Fazit: Zitronensäure ist saurer als Vitamin C. Und beides passt geschmacklich nur sehr bedingt zu Kaffee und Marmeladewuchteln.

Planungsstadium und Grundlagenforschung waren somit abgeschlossen, der Seifenrechner spuckte bereitwillig wie immer die erforderliche Laugenmenge aus, wir entschieden uns für eine sehr gemäßigte Überfettung in der Annahme, dass ein Teil der Lauge durch die Ascorbinsäure aufgebraucht werden würde und rührten fröhlich drauf los. Wie erwartet dickte alles recht flott an, den Stabmixer haben wir nur wenig verwendet  - und so recht interessante Streifen und Pünktchen in unsere Seife hineinfabriziert. Die Gelphase kam prompt, heftig und heiß über die drei gefüllten Margarinebecherlein, am nächste Morgen lag die Seife zufrieden rosa-violett und fest in ihrer Form. 

Nachtrag: die Seife ist mittlerweile aufgeschnitten, und während ich ihr noch fasziniert beim Reifen/Trocknen zusehen, haben wagemutigere Kolleginnen sich bereits damit gewaschen, die heißte Testphase hat also schon begonnen. Resultate - egal ob unterschiedlich oder einheitlich - werden in weiterer Folge verläßlich hier veröffentlicht.

Mozartschnitte <Jänner 2005>

Hier in Wien (und sicher auch anderswo) gibt's ja diese leckeren Mozartkugeln: außen ist dunkle Schokolade, gefolgt von einer Schicht hellem Nougat, dann dunkler Nougat, und schließlich ist da noch ein Kern aus grünem Marzipan. Schmeckt gut und sieht gut aus - also die ideale Inspiration für eine neue Seife. Nun wollte ich nicht unbedingt -zig keine Kugeln drehen und die dann hinterher aufschneiden - obwohl das auch recht hübsch aussehen könnte -  sondern hab' mich nach langen Vorstudien (bestehend aus dem Verzehr von zumindest 30 Mozartkugeln, aufgeteilt auf ein halbes Jahr ... was tut frau nicht alles für ein bißchen Authentizität in ihren Werken ;->) für eine Schnitten-Variante  entschieden.

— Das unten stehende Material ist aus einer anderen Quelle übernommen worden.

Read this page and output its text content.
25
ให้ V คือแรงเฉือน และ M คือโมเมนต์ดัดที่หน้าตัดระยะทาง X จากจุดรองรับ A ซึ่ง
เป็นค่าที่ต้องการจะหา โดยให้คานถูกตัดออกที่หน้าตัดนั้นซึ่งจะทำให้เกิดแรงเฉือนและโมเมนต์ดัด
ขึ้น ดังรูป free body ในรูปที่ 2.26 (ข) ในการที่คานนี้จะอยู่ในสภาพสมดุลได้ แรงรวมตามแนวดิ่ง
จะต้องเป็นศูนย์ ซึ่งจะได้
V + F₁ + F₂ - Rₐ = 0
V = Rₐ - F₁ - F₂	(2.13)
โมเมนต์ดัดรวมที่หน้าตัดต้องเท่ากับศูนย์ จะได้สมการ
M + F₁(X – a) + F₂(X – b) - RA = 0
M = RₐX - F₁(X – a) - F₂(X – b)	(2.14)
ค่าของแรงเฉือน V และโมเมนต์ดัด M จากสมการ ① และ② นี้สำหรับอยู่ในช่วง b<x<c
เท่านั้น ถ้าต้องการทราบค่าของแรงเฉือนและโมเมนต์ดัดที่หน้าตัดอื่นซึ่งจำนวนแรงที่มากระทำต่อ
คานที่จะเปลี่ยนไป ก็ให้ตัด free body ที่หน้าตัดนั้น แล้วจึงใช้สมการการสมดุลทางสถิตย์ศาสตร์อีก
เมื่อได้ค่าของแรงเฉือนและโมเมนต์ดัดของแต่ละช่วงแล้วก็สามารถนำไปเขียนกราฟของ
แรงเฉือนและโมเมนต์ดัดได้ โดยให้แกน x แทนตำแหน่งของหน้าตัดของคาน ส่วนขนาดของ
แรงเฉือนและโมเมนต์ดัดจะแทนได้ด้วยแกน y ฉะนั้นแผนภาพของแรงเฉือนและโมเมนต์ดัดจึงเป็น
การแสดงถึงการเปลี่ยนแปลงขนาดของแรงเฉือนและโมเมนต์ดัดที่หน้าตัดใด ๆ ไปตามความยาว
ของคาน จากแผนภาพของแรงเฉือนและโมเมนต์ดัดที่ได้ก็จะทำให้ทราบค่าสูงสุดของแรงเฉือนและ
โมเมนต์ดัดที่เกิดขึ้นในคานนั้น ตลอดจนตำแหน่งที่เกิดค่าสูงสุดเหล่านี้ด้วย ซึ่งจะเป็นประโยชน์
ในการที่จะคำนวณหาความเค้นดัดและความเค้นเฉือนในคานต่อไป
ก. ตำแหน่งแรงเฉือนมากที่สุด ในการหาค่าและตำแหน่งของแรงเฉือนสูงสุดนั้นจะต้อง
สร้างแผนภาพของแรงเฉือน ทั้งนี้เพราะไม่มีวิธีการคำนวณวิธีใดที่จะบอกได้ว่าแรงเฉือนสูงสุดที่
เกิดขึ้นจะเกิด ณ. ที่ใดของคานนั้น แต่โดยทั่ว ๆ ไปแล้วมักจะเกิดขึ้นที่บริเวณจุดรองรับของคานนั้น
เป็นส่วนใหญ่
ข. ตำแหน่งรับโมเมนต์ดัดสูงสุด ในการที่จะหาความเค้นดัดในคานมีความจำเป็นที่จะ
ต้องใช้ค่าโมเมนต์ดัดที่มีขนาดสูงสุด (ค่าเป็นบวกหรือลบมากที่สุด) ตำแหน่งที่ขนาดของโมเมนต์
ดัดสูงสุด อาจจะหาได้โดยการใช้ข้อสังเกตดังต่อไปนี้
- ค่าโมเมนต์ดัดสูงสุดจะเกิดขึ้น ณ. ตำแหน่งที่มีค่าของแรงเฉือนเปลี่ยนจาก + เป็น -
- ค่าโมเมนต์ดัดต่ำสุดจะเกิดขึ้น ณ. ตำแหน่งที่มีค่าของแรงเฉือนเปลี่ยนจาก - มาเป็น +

Um exakte Schichten zu erhalten hätte ich jede Schicht für extra machen müssen, danach war mir nun wirklich nicht zumute und so hab' ich einfach einen großen Topf voll Rohseife gerührt  - schönes Rezept natürlich mit Kakaobutter, Mandelöl und Schlagobers. Und dann hab' ich's mir in vier Teile auseinanderdividiert, zuerst kam die dunkle Schokolade dran: gefärbt mit Kakaopulver, beduftet mit einem himmlischen "Milk chocolate" Duftöl von Brambleberry. Nachdem dieses Duftöl zur recht temperamentvollen Sorte gehört und die Seife gern mal gleich im Topf in eine vorgezogene Gelphase bis hin zur hitzebedingten Gerinnung treibt bin ich mit ziemlich viel Respekt und vor allem niedrigen Temperaturen an die Schokoschicht rangegangen - und sie hat sich nicht getrennt ! Jede wahre Seifensiederin wird meine Erleichterung nachfühlen können. ;-)

Um "dunklen Nougat" zu produzieren hab' ich mich auf das Vanilleduftöl verlassen, ebenfalls von Brambleberry - bei dem bleibt die Seife schön geschmeidig und läßt sich leicht weiterverarbeiten.( Ich kann Duftöle nicht leiden die in meiner Seife "Bröckerl" erzeugen.) Mit ganz wenig Kakaopulver hab' ich auch noch nachgeholfen; dem "hellen Nougat" hab' ich ebenfalls Vanilleduftöl plus eine Löffelchen Titandioxid spendiert. Fehlte nur noch der Marzipankern - der schrie geradezu nach einem Mandelduftöl und grüner Farbe (Cosnaderm Pigment). Und weil mir gerade danach war hab' ich die fertig in die Form geschichtete Seife mit Kakaopulver bestreut - wohl wissend, dass das bei den ersten ein, zwei Mal ein wenig braunen Schaum geben wird - mir doch egal. :-)))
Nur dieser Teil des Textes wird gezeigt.